As for sellers, companies or individuals, they can use the Aqarmap guide to determine the prices of a square meter according to each region, which would help them better anticipate revenues.
The guide’s fault however is that it depends on only internal statistics. “In order to get information that is 100 percent correct, we need clear data on the real estate sector from the Egyptian government. This is currently not available,” Masoudi said.
“If we consider that 40 million Egyptians use the internet and that 10 percent of them only are interested in real estate, we get four million people who are searching for real estate online every day and 1.5 million of them visit Aqarmap’s website every month. This means we have more than 30 percent of the market share,” he added.
“This enables us to provide accurate data, especially when considering that our database is five years old. This means we are capable of monitoring changes in the market.”
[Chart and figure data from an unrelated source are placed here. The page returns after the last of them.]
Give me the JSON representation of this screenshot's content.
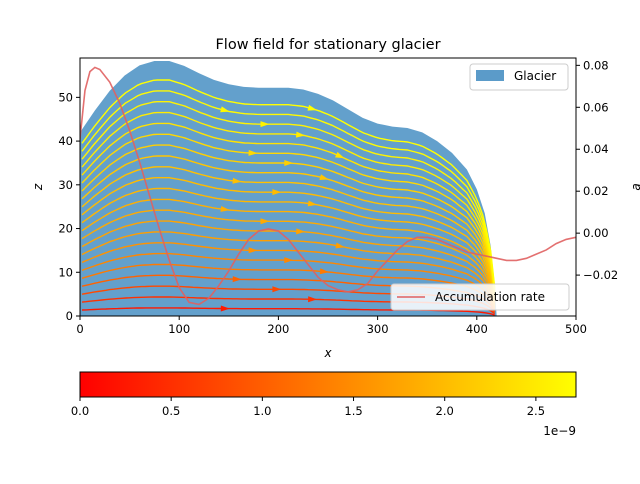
{
  "chart_data": {
    "type": "area",
    "title": "Flow field for stationary glacier",
    "xlabel": "x",
    "ylabel_left": "z",
    "ylabel_right": "a",
    "xlim": [
      0,
      500
    ],
    "ylim_left": [
      0,
      59
    ],
    "ylim_right": [
      -0.0395,
      0.0835
    ],
    "x_ticks": [
      0,
      100,
      200,
      300,
      400,
      500
    ],
    "y_ticks_left": [
      0,
      10,
      20,
      30,
      40,
      50
    ],
    "y_ticks_right": [
      -0.02,
      0.0,
      0.02,
      0.04,
      0.06,
      0.08
    ],
    "y_tick_labels_right": [
      "−0.02",
      "0.00",
      "0.02",
      "0.04",
      "0.06",
      "0.08"
    ],
    "glacier": {
      "name": "Glacier",
      "color": "#5b9bc9",
      "surface_x": [
        0,
        15,
        30,
        45,
        60,
        75,
        90,
        105,
        120,
        135,
        150,
        165,
        180,
        195,
        210,
        225,
        240,
        255,
        270,
        285,
        300,
        315,
        330,
        345,
        360,
        375,
        390,
        400,
        408,
        414,
        418,
        420
      ],
      "surface_z": [
        42,
        47,
        51.5,
        55,
        57.3,
        58.3,
        58.3,
        57.2,
        55.5,
        54,
        53,
        52.4,
        52.2,
        52.2,
        52.2,
        51.8,
        50.8,
        49.3,
        47.3,
        45.3,
        44,
        43.3,
        43,
        42,
        40,
        37.3,
        33.5,
        29,
        23.5,
        16,
        7,
        0
      ]
    },
    "accumulation": {
      "name": "Accumulation rate",
      "color": "#e06060",
      "x": [
        0,
        5,
        10,
        15,
        20,
        30,
        40,
        50,
        60,
        70,
        80,
        90,
        100,
        110,
        120,
        130,
        140,
        150,
        160,
        170,
        180,
        190,
        200,
        210,
        220,
        230,
        240,
        250,
        260,
        270,
        280,
        290,
        300,
        310,
        320,
        330,
        340,
        350,
        360,
        370,
        380,
        390,
        400,
        410,
        420,
        430,
        440,
        450,
        460,
        470,
        480,
        490,
        500
      ],
      "a": [
        0.045,
        0.068,
        0.077,
        0.079,
        0.078,
        0.072,
        0.062,
        0.049,
        0.034,
        0.018,
        0.002,
        -0.013,
        -0.026,
        -0.033,
        -0.034,
        -0.031,
        -0.025,
        -0.018,
        -0.01,
        -0.003,
        0.001,
        0.002,
        0.001,
        -0.003,
        -0.009,
        -0.015,
        -0.021,
        -0.025,
        -0.027,
        -0.028,
        -0.027,
        -0.024,
        -0.018,
        -0.013,
        -0.008,
        -0.004,
        -0.002,
        -0.002,
        -0.003,
        -0.005,
        -0.007,
        -0.009,
        -0.01,
        -0.011,
        -0.012,
        -0.013,
        -0.013,
        -0.012,
        -0.01,
        -0.008,
        -0.005,
        -0.003,
        -0.002
      ]
    },
    "streamlines_note_levels": [
      {
        "z0": 1.5,
        "c": 0.05
      },
      {
        "z0": 3.5,
        "c": 0.15
      },
      {
        "z0": 5.5,
        "c": 0.25
      },
      {
        "z0": 7.5,
        "c": 0.35
      },
      {
        "z0": 9.5,
        "c": 0.45
      },
      {
        "z0": 11.5,
        "c": 0.5
      },
      {
        "z0": 13.5,
        "c": 0.55
      },
      {
        "z0": 15.5,
        "c": 0.6
      },
      {
        "z0": 17.5,
        "c": 0.62
      },
      {
        "z0": 19.5,
        "c": 0.65
      },
      {
        "z0": 21.5,
        "c": 0.67
      },
      {
        "z0": 23.5,
        "c": 0.7
      },
      {
        "z0": 25.5,
        "c": 0.72
      },
      {
        "z0": 27.5,
        "c": 0.74
      },
      {
        "z0": 29.5,
        "c": 0.76
      },
      {
        "z0": 31.5,
        "c": 0.8
      },
      {
        "z0": 33.5,
        "c": 0.84
      },
      {
        "z0": 35.5,
        "c": 0.88
      },
      {
        "z0": 37.5,
        "c": 0.92
      },
      {
        "z0": 39.5,
        "c": 0.95
      },
      {
        "z0": 41.5,
        "c": 0.98
      },
      {
        "z0": 43.5,
        "c": 1.0
      }
    ],
    "legend_top": "top-right",
    "legend_bottom": "bottom-right",
    "colorbar": {
      "cmap": "autumn",
      "ticks": [
        0.0,
        0.5,
        1.0,
        1.5,
        2.0,
        2.5
      ],
      "tick_labels": [
        "0.0",
        "0.5",
        "1.0",
        "1.5",
        "2.0",
        "2.5"
      ],
      "max": 2.72,
      "offset_label": "1e−9",
      "colors": [
        "#ff0000",
        "#ffff00"
      ]
    }
  }
}
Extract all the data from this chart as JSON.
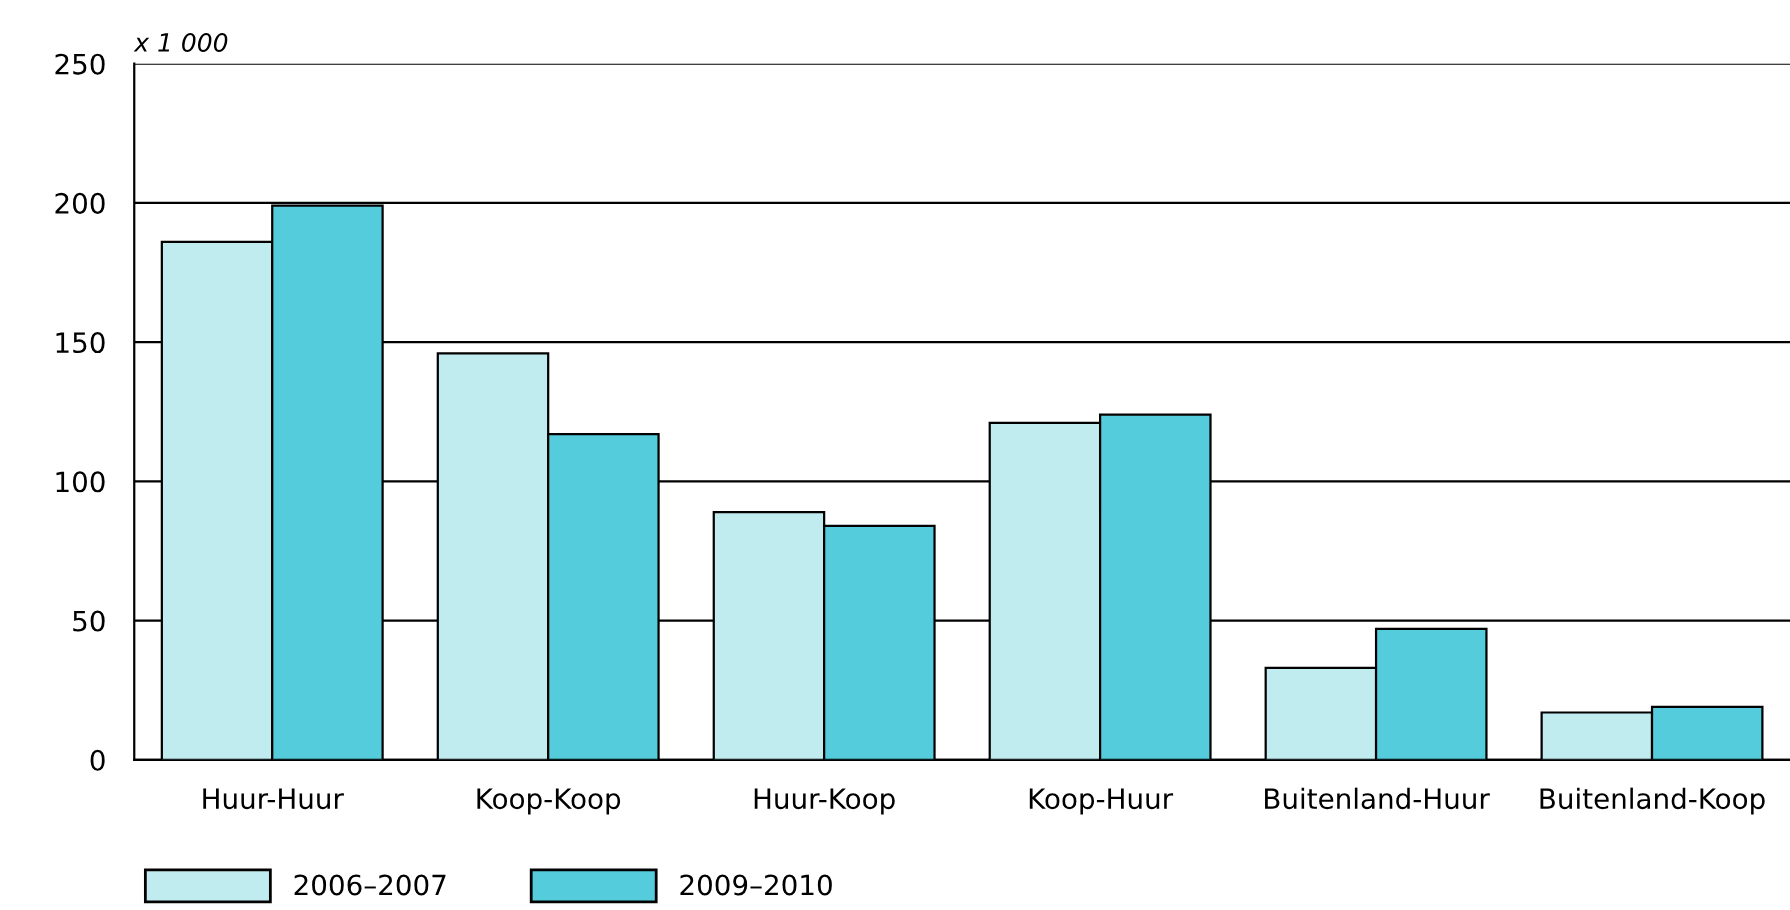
{
  "chart_data": {
    "type": "bar",
    "annotations": [
      "x 1 000"
    ],
    "categories": [
      "Huur-Huur",
      "Koop-Koop",
      "Huur-Koop",
      "Koop-Huur",
      "Buitenland-Huur",
      "Buitenland-Koop"
    ],
    "series": [
      {
        "name": "2006–2007",
        "color": "#c0ecf0",
        "values": [
          186,
          146,
          89,
          121,
          33,
          17
        ]
      },
      {
        "name": "2009–2010",
        "color": "#55ccdb",
        "values": [
          199,
          117,
          84,
          124,
          47,
          19
        ]
      }
    ],
    "ylim": [
      0,
      250
    ],
    "yticks": [
      0,
      50,
      100,
      150,
      200,
      250
    ],
    "grid": "y",
    "legend": "bottom left"
  }
}
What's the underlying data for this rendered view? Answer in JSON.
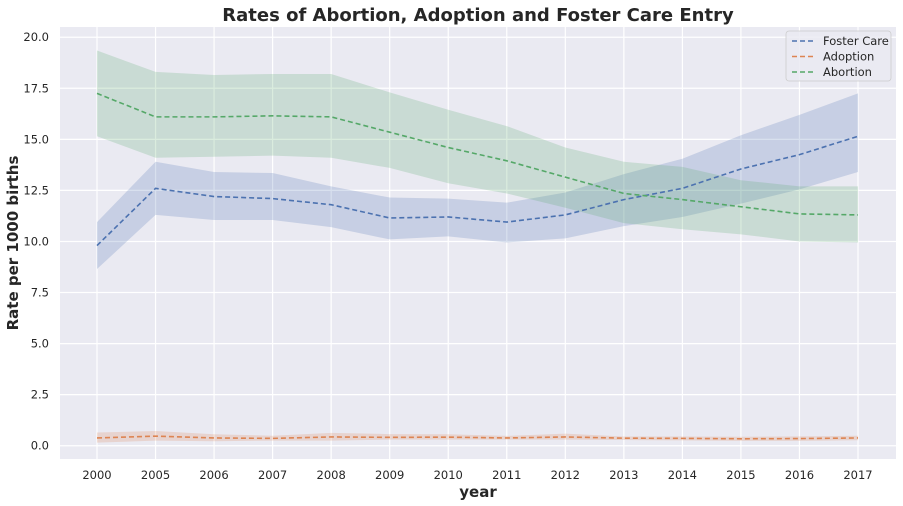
{
  "chart_data": {
    "type": "line",
    "title": "Rates of Abortion, Adoption and Foster Care Entry",
    "xlabel": "year",
    "ylabel": "Rate per 1000 births",
    "categories": [
      "2000",
      "2005",
      "2006",
      "2007",
      "2008",
      "2009",
      "2010",
      "2011",
      "2012",
      "2013",
      "2014",
      "2015",
      "2016",
      "2017"
    ],
    "ylim": [
      -0.65,
      20.5
    ],
    "yticks": [
      "0.0",
      "2.5",
      "5.0",
      "7.5",
      "10.0",
      "12.5",
      "15.0",
      "17.5",
      "20.0"
    ],
    "grid": true,
    "legend_position": "top-right",
    "series": [
      {
        "name": "Foster Care",
        "color": "#4c72b0",
        "values": [
          9.8,
          12.6,
          12.2,
          12.1,
          11.8,
          11.15,
          11.2,
          10.95,
          11.3,
          12.05,
          12.6,
          13.55,
          14.25,
          15.15
        ],
        "lower": [
          8.65,
          11.3,
          11.05,
          11.05,
          10.7,
          10.1,
          10.25,
          9.95,
          10.15,
          10.75,
          11.2,
          11.85,
          12.55,
          13.4
        ],
        "upper": [
          10.95,
          13.9,
          13.4,
          13.35,
          12.7,
          12.15,
          12.1,
          11.9,
          12.4,
          13.3,
          14.05,
          15.2,
          16.2,
          17.25
        ]
      },
      {
        "name": "Adoption",
        "color": "#dd8452",
        "values": [
          0.38,
          0.47,
          0.38,
          0.36,
          0.43,
          0.41,
          0.42,
          0.38,
          0.43,
          0.37,
          0.36,
          0.34,
          0.35,
          0.38
        ],
        "lower": [
          0.15,
          0.25,
          0.22,
          0.25,
          0.25,
          0.3,
          0.3,
          0.3,
          0.3,
          0.28,
          0.26,
          0.24,
          0.24,
          0.27
        ],
        "upper": [
          0.65,
          0.72,
          0.56,
          0.49,
          0.63,
          0.57,
          0.56,
          0.48,
          0.59,
          0.45,
          0.45,
          0.44,
          0.46,
          0.49
        ]
      },
      {
        "name": "Abortion",
        "color": "#55a868",
        "values": [
          17.25,
          16.1,
          16.1,
          16.15,
          16.1,
          15.35,
          14.6,
          13.95,
          13.15,
          12.35,
          12.05,
          11.7,
          11.35,
          11.3
        ],
        "lower": [
          15.15,
          14.1,
          14.15,
          14.2,
          14.1,
          13.6,
          12.85,
          12.35,
          11.65,
          10.9,
          10.6,
          10.35,
          10.0,
          9.95
        ],
        "upper": [
          19.35,
          18.3,
          18.15,
          18.2,
          18.2,
          17.3,
          16.45,
          15.65,
          14.6,
          13.9,
          13.65,
          13.0,
          12.7,
          12.7
        ]
      }
    ]
  }
}
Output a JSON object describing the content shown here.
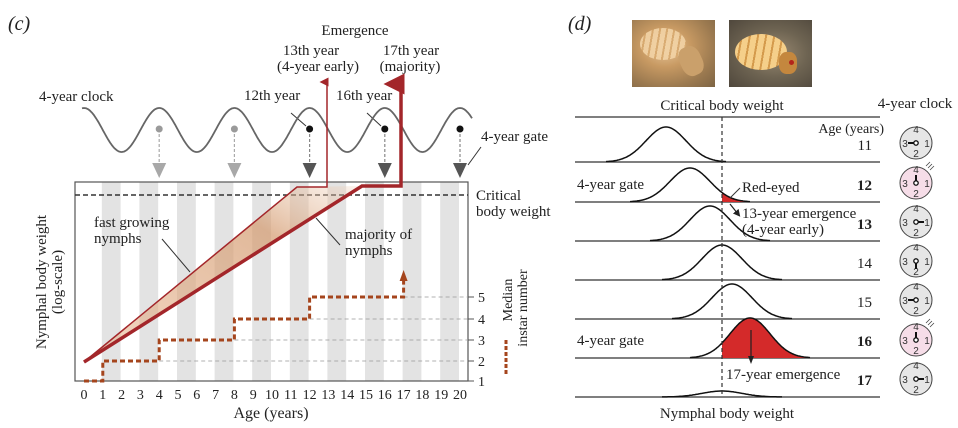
{
  "panel_c": {
    "label": "(c)",
    "emergence_title": "Emergence",
    "emergence_13_line1": "13th year",
    "emergence_13_line2": "(4-year early)",
    "emergence_17_line1": "17th year",
    "emergence_17_line2": "(majority)",
    "clock_label": "4-year clock",
    "year12_label": "12th year",
    "year16_label": "16th year",
    "gate_label": "4-year gate",
    "critical_line1": "Critical",
    "critical_line2": "body weight",
    "fast_line1": "fast growing",
    "fast_line2": "nymphs",
    "majority_line1": "majority of",
    "majority_line2": "nymphs",
    "ylabel_line1": "Nymphal body weight",
    "ylabel_line2": "(log-scale)",
    "instar_line1": "Median",
    "instar_line2": "instar number",
    "xlabel": "Age (years)",
    "colors": {
      "thin_path": "#a3262a",
      "thick_path": "#a3262a",
      "instar": "#a5451d",
      "stripe": "#e3e3e3",
      "gate_faded": "#a8a8a8",
      "gate_active": "#555555"
    }
  },
  "chart_data": {
    "type": "line",
    "title": "",
    "xlabel": "Age (years)",
    "ylabel": "Nymphal body weight (log-scale)",
    "xlim": [
      0,
      20
    ],
    "x_ticks": [
      "0",
      "1",
      "2",
      "3",
      "4",
      "5",
      "6",
      "7",
      "8",
      "9",
      "10",
      "11",
      "12",
      "13",
      "14",
      "15",
      "16",
      "17",
      "18",
      "19",
      "20"
    ],
    "right_axis_ticks": [
      "1",
      "2",
      "3",
      "4",
      "5"
    ],
    "gates_years": [
      4,
      8,
      12,
      16,
      20
    ],
    "active_gates_years": [
      12,
      16,
      20
    ],
    "series": [
      {
        "name": "fast growing nymphs",
        "x": [
          0,
          11.5,
          13,
          13
        ],
        "y_note": "reaches critical body weight ~11.5 yr, emerges year 13"
      },
      {
        "name": "majority of nymphs",
        "x": [
          0,
          15,
          17,
          17
        ],
        "y_note": "reaches critical body weight ~15 yr, emerges year 17"
      },
      {
        "name": "Median instar number",
        "steps": [
          {
            "from": 0,
            "to": 1,
            "instar": 1
          },
          {
            "from": 1,
            "to": 4,
            "instar": 2
          },
          {
            "from": 4,
            "to": 8,
            "instar": 3
          },
          {
            "from": 8,
            "to": 12,
            "instar": 4
          },
          {
            "from": 12,
            "to": 17,
            "instar": 5
          }
        ]
      }
    ]
  },
  "panel_d": {
    "label": "(d)",
    "critical_label": "Critical body weight",
    "clock_title": "4-year clock",
    "age_header": "Age (years)",
    "xlabel": "Nymphal body weight",
    "red_eyed_label": "Red-eyed",
    "em13_line1": "13-year emergence",
    "em13_line2": "(4-year early)",
    "em17_label": "17-year emergence",
    "rows": [
      {
        "age": "11",
        "gate": "",
        "highlight": false,
        "clock_hand": "3",
        "clock_active": false
      },
      {
        "age": "12",
        "gate": "4-year gate",
        "highlight": true,
        "clock_hand": "4",
        "clock_active": true
      },
      {
        "age": "13",
        "gate": "",
        "highlight": false,
        "clock_hand": "1",
        "clock_active": false
      },
      {
        "age": "14",
        "gate": "",
        "highlight": false,
        "clock_hand": "2",
        "clock_active": false
      },
      {
        "age": "15",
        "gate": "",
        "highlight": false,
        "clock_hand": "3",
        "clock_active": false
      },
      {
        "age": "16",
        "gate": "4-year gate",
        "highlight": true,
        "clock_hand": "4",
        "clock_active": true
      },
      {
        "age": "17",
        "gate": "",
        "highlight": false,
        "clock_hand": "1",
        "clock_active": false
      }
    ],
    "clock_numbers": [
      "4",
      "1",
      "2",
      "3"
    ],
    "colors": {
      "highlight_age": "#c0272d",
      "fill_red": "#d42a2a",
      "clock_active_bg": "#f6dde8",
      "clock_bg": "#e6e6e6"
    },
    "photos": [
      {
        "alt": "cicada nymph photo 1"
      },
      {
        "alt": "cicada nymph photo 2"
      }
    ]
  }
}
Nozol’s CRM real estate application
Perhaps the limited data available concerning the Egyptian real estate sector was the primary incentive behind the launch of Nozol’s customer relations management (CRM) application for the real estate sector.
“The application is designed for development companies and real estate marketing companies and each benefits from a separate system. We have plans to link the two systems in the future and to connect them to users in order to complete the transactions cycle in the real estate sector,” said Ahmed Farahat, technical director at Nozol.
The system allows marketing companies to manage sales operations by registering new clients, measuring leads, managing complaints and suggestions, and communicating with clients through email and text messages.
It allows development companies to do all of the above in addition to notifying clients of payments and calculating commissions for brokers.
The application is based on subscriptions that cost $15 per user, per company.
“Even though we accept monthly payments, the 24 companies we’ve so far dealt with have preferred to make advance payments for six months or a year, which has guaranteed us 25 percent of our expenditures in the form of revenues,” said Nozol CEO Ahmed Ezzat.
As for any scaling plans, Nozol continues to contact investors in order to attract risk capital. Last July, it was awarded first place in the 11th Start IT program organized by the Technology Innovation and Entrepreneurship Centre (TIEC).